In the wake of the murder, Klaas' father, Marc Klaas, became a child advocate and established the Polly Klaas Foundation (formerly the KlaasKids Foundation). He has made himself available to parents of kidnapped children and has appeared frequently on Larry King Live, CNN Headline News and Nancy Grace.

The all-points bulletin was broadcast on the CHP (California Highway Patrol) channel, which only CHP radios could receive. CHP practice changed after the case. The radio system was upgraded and such bulletins are now broadcast on all police channels through a centralized 911 dispatch system.

In October 1998, a performing arts center was named in her honor in Petaluma, but was closed in 2000 because of building safety issues and a lack of funding. In November 2022, after years of fundraising and building improvements, the Polly Klaas Community Theater reopened.

In the wake of the murder, politicians in California and other U.S. states supported three strikes laws and California's Three Strikes act was signed into law on March 8, 1994.

==Media==
Investigation Discovery dramatizes the kidnapping and murder in Motives & Murder: Cracking the Case: Who Took Polly Klaas? (Season 4 Episode 4, 10/22/2014).

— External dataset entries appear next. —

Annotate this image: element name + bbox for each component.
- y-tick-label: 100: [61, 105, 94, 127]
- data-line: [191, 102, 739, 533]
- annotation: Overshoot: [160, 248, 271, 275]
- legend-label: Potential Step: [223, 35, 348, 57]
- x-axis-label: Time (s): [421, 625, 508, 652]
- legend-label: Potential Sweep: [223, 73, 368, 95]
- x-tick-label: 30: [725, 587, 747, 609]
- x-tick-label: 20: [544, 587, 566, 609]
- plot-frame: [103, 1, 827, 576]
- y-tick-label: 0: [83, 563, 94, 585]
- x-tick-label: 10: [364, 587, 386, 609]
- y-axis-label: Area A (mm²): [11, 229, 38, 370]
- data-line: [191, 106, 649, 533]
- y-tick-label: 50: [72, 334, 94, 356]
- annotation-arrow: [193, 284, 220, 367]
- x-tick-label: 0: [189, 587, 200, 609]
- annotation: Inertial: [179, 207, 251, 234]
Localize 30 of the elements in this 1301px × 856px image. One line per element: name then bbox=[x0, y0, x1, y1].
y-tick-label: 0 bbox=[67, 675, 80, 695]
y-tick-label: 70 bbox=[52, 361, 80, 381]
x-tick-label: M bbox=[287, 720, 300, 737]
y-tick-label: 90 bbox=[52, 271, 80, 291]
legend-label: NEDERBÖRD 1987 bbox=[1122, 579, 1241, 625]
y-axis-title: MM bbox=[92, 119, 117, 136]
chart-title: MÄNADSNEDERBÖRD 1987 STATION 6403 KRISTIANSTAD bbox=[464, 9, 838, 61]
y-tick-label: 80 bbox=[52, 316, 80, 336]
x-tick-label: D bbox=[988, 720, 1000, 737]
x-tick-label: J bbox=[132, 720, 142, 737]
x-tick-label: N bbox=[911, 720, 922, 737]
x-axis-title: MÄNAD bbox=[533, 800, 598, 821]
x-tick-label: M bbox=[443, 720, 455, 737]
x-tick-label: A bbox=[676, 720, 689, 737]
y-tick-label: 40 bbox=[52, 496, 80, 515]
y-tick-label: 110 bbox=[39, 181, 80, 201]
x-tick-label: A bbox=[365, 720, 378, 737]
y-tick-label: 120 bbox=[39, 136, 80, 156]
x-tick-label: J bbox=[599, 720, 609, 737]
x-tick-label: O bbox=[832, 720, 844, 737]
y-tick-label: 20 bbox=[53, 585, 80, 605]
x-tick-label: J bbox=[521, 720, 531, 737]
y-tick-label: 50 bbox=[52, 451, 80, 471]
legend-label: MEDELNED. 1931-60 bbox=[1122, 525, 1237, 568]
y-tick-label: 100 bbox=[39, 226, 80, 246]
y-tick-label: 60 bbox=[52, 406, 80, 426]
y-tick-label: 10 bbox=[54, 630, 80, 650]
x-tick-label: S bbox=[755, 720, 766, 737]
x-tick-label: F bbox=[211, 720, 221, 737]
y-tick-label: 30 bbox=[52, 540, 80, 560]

The A&E television series American Justice released the episode "Free to Kill: The Polly Klaas Murder". The episode exposes the challenges of the penal system to rehabilitate inmates. Davis had been in and out of jail, his convictions ranging from kidnapping to burglary. The episode originally aired October 23, 1996.

The Discovery Channel crime series The FBI Files first episode's topic was the Polly Klaas case. The episode reveals the details of the FBI agents' collection of evidence and their hunt for the criminal, and originally aired October 20, 1998.

On May 9, 2022, Crime Junkie released an episode on Polly Klaas and discussed how the case set a precedent for California's Three Strikes law.

ABC aired an episode of 20/20 centered on the Polly Klaas case called Taken In The Night on September 22, 2023.

On January 8, 2024, The New York Times published a guest essay by Polly Klaas's younger sister, Annie Nichol, titled "My Sister Was Murdered 30 Years Ago. True Crime Repackages Our Pain as Entertainment." In the essay, she criticizes media coverage of the kidnapping, problems with the subsequent Three-Strikes law, and encourages media to be attentive to helping survivors heal.

ABC-7 News Bay Area (KGO) aired an episode of ABC7 Originals, "Struck by Justice: The Impact of Polly Klaas" on March 11, 2024. This documentary marked 30 years since California's Three Strikes and You're Out Law.